С этого дня я положила себе правило, заканчивая дневные хлопоты и отходя ко сну, строго и не кривя душой говорить сама с собой. Привычку записывать свои мысли и впечатления в дневник я пока откладываю в сторону. Из осторожности я не хочу доверять бумаге то, что может произойти. Но в поздний час, прежде чем заснуть, я буду спрашивать себя, не поступаю ли я против своей совести.
Дело, которое неожиданно было мне предложено, для меня и сложное и непривычное, однако на первый взгляд не выглядит предосудительным. Более того, если оно таково, как мне было представлено, я получу выгоду и смогу изменить к лучшему свою жизнь. Но если окажется, что меня ввели в заблуждение, что я лишь орудие в чужих руках – я немедленно и решительно откажусь от своей роли.
Записка, принесенная мне посыльным из гостиницы «Бристоль», явилась для меня настоящей загадкой. Мой дальний родственник Константин Константинович Арцыбашев извещал меня, что приехал в город для переговоров со мной и ждет моего визита. Он просил с этим же посыльным ответить, когда мне удобно будет навестить его. Моя служба классной дамой в институте благородных девиц позволяла мне взять приватные полдня лишь в конце недели, о чём я и написала, мысленно недоумевая о причине внезапного появления родственника.
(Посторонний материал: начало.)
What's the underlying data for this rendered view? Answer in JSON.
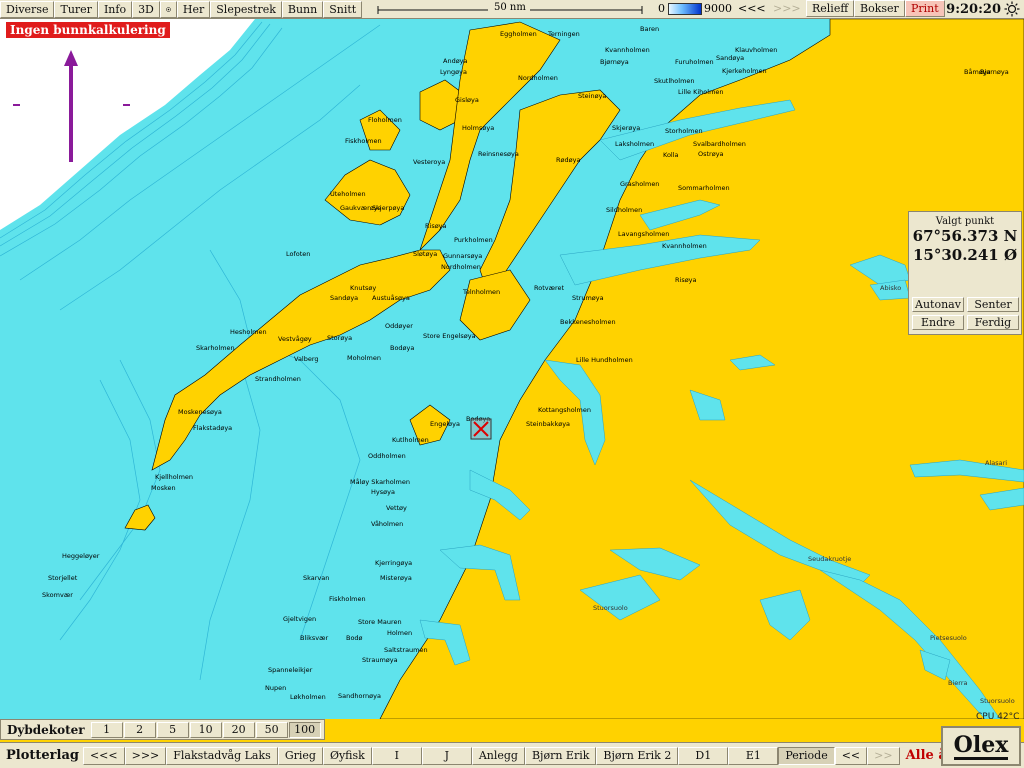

Род наш разделился на несколько ветвей ещё при старших поколениях. Я состояла в тесной переписке лишь со своей троюродной сестрой, близкой мне по возрасту. И остальные семьи поддерживали между собой весьма неравномерные связи. Семейство же Арцыбашевых было по-настоящему богатым и не часто общалось с прочими «бедными родственниками».
В субботу около трёх часов пополудни я уже входила в гостиничный номер.
– Здравствуйте, Константин Константинович! Рада Вас видеть, какими судьбами Вы здесь?
– И я рад, – отвечал Арцыбашев, приветствуя меня и целуя мне руку.
После первых обменов любезностями и семейными новостями он провёл меня к диванчику и, галантно усадив, устроился за круглым столиком напротив. Я заметила, что он, положив руку на стол, нервно забарабанил пальцами. Поймав мой взгляд, он убрал руку под стол и заговорил:
– Эмма Леонтьевна, прежде всего я хочу оставить наш разговор строго между нами. Тема конфиденциальная и касается лишь меня одного. Вы можете мне оказать очень большую услугу, но принуждать Вас я не вправе. Я могу только просить о помощи. Вы скоро поймёте, почему я надеюсь на Вас.
Он выждал паузу, всматриваясь в меня. Я не двигалась, изобразив на лице вежливое удивление. Наконец Арцыбашев продолжал:
– Вы, конечно, знаете, что детство мы с братом Георгием провели в городе Р. Родительский дом и сейчас там стоит, на Вознесенской улице. Года два назад Георгий продал его. Как Вы, может быть, слышали, я в это время жил за границей. И вот теперь, разбирая бумаги покойного брата, я заметил одно несоответствие. Я перерыл все возможные письма и документы, но нигде не нашёл никаких следов или хотя бы намеков на них. И это навело меня на мысль, что в доме моего детства негласно осталась весьма ценная вещь.
Он глубоко вдохнул и, задержав воздух, исподлобья устремил на меня глаза. Наступила новая пауза, которую я не собиралась нарушать. Арцыбашев тихо выдохнул, перевёл глаза на окно и задумчиво произнёс:
– Есть такая легенда… В маленьком домике Святого Семейства в Назарете хранился в кипарисовой шкатулке бесценный предмет – перо из крыла архангела Гавриила, которое он уронил в день Благовещения. Тайну знала лишь сама Богородица да может ещё Иосиф-обручник. Когда же домик перешёл в чужие руки, святыня исчезла. Но возможно, она как-то таилась в домике, поскольку паломники исцелялись даже от его стен. Я, конечно, не рискую равнять родительский дом со святым домиком из Назарета. Но я почти уверен, что в нашем бывшем доме остался жемчужный крест. Не перо из крыла архангела, но всё же баснословно дорогая и уникальная вещь.